Despite the best efforts of President Obama and doting tweeters in Jersey City, government isn’t groovy. The standard rap on Obamacare is that it’s turned America’s health system into the DMV. If only. I had cause to go to the DMV in Twin Mountain, N.H., the other day. In and out in ten minutes. Modest accommodations, a little down-at-heel, nothing cool about it at all. But it worked just fine. Friendly chap, no complaints. Government can do that at the town level, county level, even (more sparingly) at the state level.

But a national medical regime for 300 million people? Not in a First World country.

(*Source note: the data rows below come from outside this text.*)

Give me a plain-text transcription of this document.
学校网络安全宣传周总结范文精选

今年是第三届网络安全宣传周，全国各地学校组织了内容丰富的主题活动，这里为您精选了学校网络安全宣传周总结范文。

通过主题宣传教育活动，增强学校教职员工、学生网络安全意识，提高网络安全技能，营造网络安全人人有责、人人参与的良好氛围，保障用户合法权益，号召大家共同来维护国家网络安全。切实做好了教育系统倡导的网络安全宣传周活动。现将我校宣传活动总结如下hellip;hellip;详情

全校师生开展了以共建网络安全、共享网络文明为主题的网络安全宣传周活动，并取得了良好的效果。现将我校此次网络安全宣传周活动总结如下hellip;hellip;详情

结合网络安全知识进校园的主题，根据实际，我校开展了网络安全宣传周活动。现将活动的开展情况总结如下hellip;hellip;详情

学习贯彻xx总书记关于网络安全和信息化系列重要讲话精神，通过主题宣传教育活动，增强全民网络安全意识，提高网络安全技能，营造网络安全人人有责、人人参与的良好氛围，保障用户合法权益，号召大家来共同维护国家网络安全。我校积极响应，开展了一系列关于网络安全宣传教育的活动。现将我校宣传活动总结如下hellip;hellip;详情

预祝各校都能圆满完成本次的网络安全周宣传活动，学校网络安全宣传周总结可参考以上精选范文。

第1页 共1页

And, when you’re mad enough to try it, the failure is not the insignificant enrollment numbers, but the vaporization of the existing health plans of 119,000 Pennsylvanians, 160,000 Californians, 300,000 Floridians, 800,000 in that tech tweeter’s New Jersey . . . That’s the magic that happens when you disdain the limits of prosaic, humdrum, just-about-functioning government. Perhaps things will get so bad the coolest president ever will no longer seem quite so hip. But, alas, you’ll have to wait three years for a hip replacement. That’s government health care for you.